Eventually, he joined Continental Airlines, where he's been a captain and flight instructor for the past 22 years. The Long Island native even met his wife aboard a plane: She was a flight attendant.

"I just love the idea of traveling, of going to different places and meeting different people," stated Levine, whose current Newark, N.J.-based international routes include London, Paris, Madrid, New Delhi, Beijing, Tokyo and Tel Aviv.

Levine said he feels safer in his Boeing 777 jumbo jet than virtually anywhere, and he often greets nervous passengers to assure them they're in good hands.

But whose hands?

Levine said the computer systems are so advanced nowadays that he rarely has to fly the plane manually. Large passenger jets are often landed by auto-pilot, and even when an engine fails, the plane can essentially land by itself, he explained.

"You're better off having the auto-pilot do as much work as you can. It frees your mind up to see the big picture and evaluate fuel, navigation and passenger issues," he said.

For the past year-and-a-half, Levine has spent much of the month on what he calls standby, waiting to get the call to fill in for another captain. After he gets a buzz on his beeper or cell phone, Levine has two hours to get to Newark International Airport. On the days when he's on call, he doesn't venture far from the house and always brings a pressed uniform and a suitcase.

That's because years ago, he got called in at the last minute to replace a captain whose wife had gone in to labor. He flew from Houston to San Diego in cutoff shorts and flip-flops. Nothing like that's happened since, but every once in a while, getting the call throws a wrench into plans.

"Several times, I've had to call up my wife and say, 'You have to go pick up the kids. I have to run to the airport,' " said the father of two boys, ages 8 and 9. The family attends Reform Congregation Keneseth Israel's Blue Bell campus.
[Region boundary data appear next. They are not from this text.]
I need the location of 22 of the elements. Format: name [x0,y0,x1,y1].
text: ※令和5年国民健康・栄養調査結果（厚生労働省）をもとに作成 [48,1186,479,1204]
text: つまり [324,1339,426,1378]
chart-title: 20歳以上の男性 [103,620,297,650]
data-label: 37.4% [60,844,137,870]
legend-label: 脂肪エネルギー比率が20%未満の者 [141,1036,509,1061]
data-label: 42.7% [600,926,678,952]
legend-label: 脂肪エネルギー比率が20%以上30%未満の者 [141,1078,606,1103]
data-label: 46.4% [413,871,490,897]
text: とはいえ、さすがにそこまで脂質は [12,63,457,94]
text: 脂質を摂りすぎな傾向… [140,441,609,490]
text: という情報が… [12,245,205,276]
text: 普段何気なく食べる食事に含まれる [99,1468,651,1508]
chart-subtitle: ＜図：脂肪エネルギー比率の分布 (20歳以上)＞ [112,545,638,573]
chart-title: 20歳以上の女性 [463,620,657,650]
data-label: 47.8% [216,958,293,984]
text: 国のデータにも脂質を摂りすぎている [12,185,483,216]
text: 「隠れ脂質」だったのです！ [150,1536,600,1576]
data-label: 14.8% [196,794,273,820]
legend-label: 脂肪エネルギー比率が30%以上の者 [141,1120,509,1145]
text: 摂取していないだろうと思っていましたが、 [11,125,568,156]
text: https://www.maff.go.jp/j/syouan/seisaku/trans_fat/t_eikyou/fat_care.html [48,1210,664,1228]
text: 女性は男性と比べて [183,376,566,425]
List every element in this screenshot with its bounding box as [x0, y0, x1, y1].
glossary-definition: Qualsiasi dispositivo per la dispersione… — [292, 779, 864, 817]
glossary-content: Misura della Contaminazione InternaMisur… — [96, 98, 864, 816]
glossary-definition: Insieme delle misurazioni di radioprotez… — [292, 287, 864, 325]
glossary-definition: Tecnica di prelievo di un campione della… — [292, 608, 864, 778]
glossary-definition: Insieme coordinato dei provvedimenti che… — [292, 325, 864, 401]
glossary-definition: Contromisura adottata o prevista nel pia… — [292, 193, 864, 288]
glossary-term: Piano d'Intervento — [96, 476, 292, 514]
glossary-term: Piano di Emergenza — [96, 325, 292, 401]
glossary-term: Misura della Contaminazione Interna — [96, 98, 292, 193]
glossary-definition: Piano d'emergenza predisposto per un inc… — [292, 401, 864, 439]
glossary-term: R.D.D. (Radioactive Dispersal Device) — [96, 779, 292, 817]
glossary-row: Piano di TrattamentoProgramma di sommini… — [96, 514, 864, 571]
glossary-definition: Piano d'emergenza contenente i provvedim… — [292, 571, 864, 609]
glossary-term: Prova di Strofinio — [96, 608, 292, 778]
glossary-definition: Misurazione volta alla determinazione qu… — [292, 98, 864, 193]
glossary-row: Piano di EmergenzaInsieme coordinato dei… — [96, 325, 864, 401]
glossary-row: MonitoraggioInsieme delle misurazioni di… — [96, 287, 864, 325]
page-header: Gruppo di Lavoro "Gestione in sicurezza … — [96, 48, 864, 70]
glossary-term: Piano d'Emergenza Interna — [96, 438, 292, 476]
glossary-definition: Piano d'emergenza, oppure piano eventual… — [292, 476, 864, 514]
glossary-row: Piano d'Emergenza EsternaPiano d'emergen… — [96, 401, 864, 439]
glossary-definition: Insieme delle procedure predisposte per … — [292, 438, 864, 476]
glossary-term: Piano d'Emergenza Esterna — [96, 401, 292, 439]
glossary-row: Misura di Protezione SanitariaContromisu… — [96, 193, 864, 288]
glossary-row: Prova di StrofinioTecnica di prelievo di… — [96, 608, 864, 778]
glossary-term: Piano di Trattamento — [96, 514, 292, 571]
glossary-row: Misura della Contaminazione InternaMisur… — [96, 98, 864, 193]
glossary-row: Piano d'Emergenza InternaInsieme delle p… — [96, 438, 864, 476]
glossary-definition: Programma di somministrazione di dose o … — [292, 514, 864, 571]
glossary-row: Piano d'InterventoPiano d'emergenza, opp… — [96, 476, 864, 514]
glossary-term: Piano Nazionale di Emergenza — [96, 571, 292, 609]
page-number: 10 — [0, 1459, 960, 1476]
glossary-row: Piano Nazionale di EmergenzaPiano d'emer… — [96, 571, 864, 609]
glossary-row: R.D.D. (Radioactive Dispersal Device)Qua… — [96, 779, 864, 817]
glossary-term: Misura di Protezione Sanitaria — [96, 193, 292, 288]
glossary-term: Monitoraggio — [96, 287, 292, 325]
Levine insisted he spends as much time with his kids as parents with more traditional work schedules, noting that he's only gone about 12 days a month, and remains at home much of the time other than that. Plus, how many kids get to go to Zurich for their birthdays, as his did several weeks ago?

An added bonus with his current rotation is that he's in Israel once a month, which has afforded him an opportunity to explore the Jewish state. On his layovers, he often takes a taxi to Jerusalem, where he wanders the Old City. He's also gotten in the habit of bringing home fresh pita and hummus straight from Tel Aviv.

"I find that the people in Israel are a lot friendlier toward Americans than any other country that I visit; they love Americans over there," he said.

He's already decided where his sons will have their Bar Mitzvahs: at the top of Masada. And he has no plans to let the constant threat of terrorism, both in the air and on the ground, interfere with those plans.

As he claimed, "I'm more nervous that something will happen to me in Center City than in downtown Tel Aviv."